Pihak yang berhak menuntut disebut
pihaak berpiutang atau kreditor dan pihak yang berwajib memenuhi tuntutan
disebut sebagai pihak berhutang atau debitor. Sebaliknya, sesuatu yang dapat
dituntut disebut dengan istilah prestasi.
Prestasi
dalam KUHPerd dibedakan menjadi tiga jenis, yaitu menyerahkan suatu barang,
melakukan suatu perbuatan, dan tidak melakukan suatu perbuatan.
Jika
seorang debitor tidak memenuhi kewajibannya, menurut hukum debitor tersebut
dikatakan wanprestasi yang menyebabkannya dapat digugat di depan hakim.
Subekti
(1990: 45) mengklasifikasi tindakan wanprestasi menjadi empat macam, yaitu:
1.
Tidak
melaksanakan apa yang disanggupi akan dilaksanakan;
2.
Melaksanakan
apa yang diperjanjikan tidak sebagaimana mestinya;
3.
Melakukan
apa yang diperjanjikan tetapi terlambat;
4.
Melakukan
sesuatu yang menurut perjanjian tidak boleh dilakukannya.
Adapun
Pitlo (1988: 55) berpendapat bahwa wanprestasi itu dapat terjadi jika debitor
mempunyai kesalahan. Kesalahan adalah adanya unsur kealpaan atau kesengajaan.
Kesengajaan terjadi jika debitor secara tahu dan mau tidak memenuhi kewajibannya.

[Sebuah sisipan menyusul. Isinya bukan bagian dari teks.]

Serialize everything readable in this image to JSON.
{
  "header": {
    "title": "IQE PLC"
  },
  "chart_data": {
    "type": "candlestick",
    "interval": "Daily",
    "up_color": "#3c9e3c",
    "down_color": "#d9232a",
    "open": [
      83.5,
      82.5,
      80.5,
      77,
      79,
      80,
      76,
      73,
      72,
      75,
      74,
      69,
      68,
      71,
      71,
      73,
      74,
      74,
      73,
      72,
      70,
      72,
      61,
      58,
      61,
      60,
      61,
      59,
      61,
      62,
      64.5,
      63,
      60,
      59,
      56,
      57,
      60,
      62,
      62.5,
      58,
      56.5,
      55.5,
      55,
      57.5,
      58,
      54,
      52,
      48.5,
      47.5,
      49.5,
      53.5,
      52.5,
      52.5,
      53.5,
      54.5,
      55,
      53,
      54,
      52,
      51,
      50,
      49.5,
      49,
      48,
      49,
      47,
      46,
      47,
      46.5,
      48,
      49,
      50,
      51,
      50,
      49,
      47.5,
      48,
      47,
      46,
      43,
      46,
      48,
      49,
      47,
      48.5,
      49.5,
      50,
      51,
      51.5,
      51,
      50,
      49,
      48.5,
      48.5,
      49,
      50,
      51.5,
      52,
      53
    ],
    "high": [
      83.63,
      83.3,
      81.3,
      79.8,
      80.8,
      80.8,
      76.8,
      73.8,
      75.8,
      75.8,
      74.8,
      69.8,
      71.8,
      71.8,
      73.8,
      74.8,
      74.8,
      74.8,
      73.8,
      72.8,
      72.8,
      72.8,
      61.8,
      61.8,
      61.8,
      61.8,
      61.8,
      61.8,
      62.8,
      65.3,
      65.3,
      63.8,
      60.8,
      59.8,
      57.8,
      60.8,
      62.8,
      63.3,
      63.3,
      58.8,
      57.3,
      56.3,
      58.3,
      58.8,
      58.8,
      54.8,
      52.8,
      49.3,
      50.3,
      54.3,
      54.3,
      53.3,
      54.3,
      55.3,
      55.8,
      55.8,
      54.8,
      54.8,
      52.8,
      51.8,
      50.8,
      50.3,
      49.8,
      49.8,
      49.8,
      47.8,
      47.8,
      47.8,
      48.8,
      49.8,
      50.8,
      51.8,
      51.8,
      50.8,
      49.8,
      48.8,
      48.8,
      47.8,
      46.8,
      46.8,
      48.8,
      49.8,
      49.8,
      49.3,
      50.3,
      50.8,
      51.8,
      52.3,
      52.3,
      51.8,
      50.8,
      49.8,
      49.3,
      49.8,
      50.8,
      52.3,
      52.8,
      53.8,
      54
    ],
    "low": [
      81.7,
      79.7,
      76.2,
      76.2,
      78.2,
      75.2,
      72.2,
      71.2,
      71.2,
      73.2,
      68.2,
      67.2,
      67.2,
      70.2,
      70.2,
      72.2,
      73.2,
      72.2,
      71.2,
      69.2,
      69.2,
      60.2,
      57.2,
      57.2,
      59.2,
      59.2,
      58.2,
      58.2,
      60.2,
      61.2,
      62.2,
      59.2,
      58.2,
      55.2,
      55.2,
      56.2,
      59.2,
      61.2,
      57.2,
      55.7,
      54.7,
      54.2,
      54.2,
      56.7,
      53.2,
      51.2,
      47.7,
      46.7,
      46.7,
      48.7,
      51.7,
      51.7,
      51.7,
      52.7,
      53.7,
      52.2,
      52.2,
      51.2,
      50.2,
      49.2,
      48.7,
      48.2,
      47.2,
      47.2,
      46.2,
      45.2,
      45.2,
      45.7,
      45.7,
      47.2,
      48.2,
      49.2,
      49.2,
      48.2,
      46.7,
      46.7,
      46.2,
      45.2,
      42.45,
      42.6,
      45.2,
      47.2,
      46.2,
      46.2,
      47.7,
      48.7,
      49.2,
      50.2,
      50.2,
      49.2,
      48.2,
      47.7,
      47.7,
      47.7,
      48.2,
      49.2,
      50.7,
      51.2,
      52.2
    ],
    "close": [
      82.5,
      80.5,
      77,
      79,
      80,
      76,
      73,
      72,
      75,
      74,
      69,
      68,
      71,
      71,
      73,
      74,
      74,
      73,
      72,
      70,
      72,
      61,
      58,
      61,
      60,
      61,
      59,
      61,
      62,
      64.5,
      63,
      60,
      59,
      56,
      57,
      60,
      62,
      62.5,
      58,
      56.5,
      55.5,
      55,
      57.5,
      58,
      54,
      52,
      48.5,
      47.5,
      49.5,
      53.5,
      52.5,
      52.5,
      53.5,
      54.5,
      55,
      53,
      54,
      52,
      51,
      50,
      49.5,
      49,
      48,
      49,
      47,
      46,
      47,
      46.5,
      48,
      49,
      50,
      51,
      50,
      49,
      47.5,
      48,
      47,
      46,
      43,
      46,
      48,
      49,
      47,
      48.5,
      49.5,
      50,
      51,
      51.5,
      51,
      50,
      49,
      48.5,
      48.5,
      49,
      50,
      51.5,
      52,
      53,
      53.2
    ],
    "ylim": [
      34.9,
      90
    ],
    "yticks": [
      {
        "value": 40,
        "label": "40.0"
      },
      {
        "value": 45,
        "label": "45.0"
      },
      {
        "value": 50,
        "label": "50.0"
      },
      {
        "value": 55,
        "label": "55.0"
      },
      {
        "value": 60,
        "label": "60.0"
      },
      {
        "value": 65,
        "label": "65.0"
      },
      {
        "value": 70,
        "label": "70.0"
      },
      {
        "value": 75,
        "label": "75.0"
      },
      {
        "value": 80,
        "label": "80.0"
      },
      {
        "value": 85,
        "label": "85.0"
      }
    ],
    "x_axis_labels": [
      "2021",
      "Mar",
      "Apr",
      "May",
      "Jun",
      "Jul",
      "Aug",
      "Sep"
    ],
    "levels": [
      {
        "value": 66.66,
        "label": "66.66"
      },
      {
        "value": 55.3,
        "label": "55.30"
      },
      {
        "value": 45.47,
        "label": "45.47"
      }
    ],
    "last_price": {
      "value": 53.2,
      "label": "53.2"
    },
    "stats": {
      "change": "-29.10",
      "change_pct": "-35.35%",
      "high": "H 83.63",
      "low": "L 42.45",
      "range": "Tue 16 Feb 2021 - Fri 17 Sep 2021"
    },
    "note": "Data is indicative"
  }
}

Kealpaan terjadi jika debitor dapat mencegah penyebab tidak terjadinya prestasi
dan debitor dapat disalahkan karena tidak mencegahnya.
Demikian
demikian seorang dapat dinyatakan wanprestasi manakala yang bersangkutan tidak
melaksanakan kewajibannya unuk memenuhi prestasi dan tidak terlaksananya
kewajiban tersebut karena kelalaian atau kesengajaan.
Van
Dume (1989: 31) menyatakan bahwa apabila terjadi wanprestasi, maka kreditor
yang dirugikan dari perikatan timbal-balik mempunyai beberapa pilihan atas
berbagai macam kemungkinan tuntutan, yaitu:
1.
Menuntut
prestasi saja;
2.
Menuntut
prestasi dan ganti rugi;
3.
Menuntut
ganti rugi saja;
4.
Menuntut
pembatalan perjanjian;
5.
Menuntut
pembatalan perjanjian dan ganti rugi.
Hal
tersebut tidak lain dimaksudkan untuk memberikan perlindungan bagi kreditor,
agar dapat mempertahankan kepentingan terhadap debitor yang tidak jujur.
Namun
demikian, hukum juga memperhatikan dan memberikan perlindungan bagi debitor
yang tiddak memenuhi kewajibannya, jika hal itu terjadi bukan karena kesalahan
atau kelalaian.
Subekti
(1985: 55) mengemukakan bahwa seorang debitor yang dinyatakan wanprestasi masih
dimungkinkan untuk melakukan pembelaan berupa:
1.
Mengajukan
tuntutan adanya keadaan memaksa;
2.
Mengajukan
bahwa kreditor sendiri juga telah lalai;
3.
Mengajukan
bahwa kreditor telah melepaskan haknya untuk menuntut ganti rugi.
Ketentuan
mengenai keadaan memaksa tersebut dalam KUHPerdata dapat ditemui dalam pasal
1244 dan 1245 KUHPerdata. Kedua pasal itu dimaksudkan untuk melindungi pihak debitor
yang telah beritikad baik.
Namun
demikian, Pitlo (1988: 65) menegaskan bahwa jika debitor telah melakukan
wanprestasi, maka debitor tidak dapat lagi membebaskan diri dengan dasar
keadaan memaksa yang terjadi setelah debitor debitor ingkar janji.
Halangan
debitor untuk melaksanakan perjanjian yang disebabkan keadaan memaksa secara
teoritis dapat dibedakan antara keadaan memaksa mutlak dan tidak mutlak.
Prodjodikoro
(1989: 56) menyatakan bahwa keadaan memaksa absolut terjadi keadaan itu
menyebabkan janji sama sekali tidak dapat dilaksanakan oleh siapapun dan
bagaimanapun. Keadaan memaksa tidak mutlak terjadi apabila pelaksanaan janji
masih mungkin tetapi demikian sukarnya dan dengan pengorbanan dari pihak yang
berwajib sedemikian rupa sehingga patutlah bahwa kewajiban untuk melaksanakan
janji itu dianggap tidak ada atau lenyap.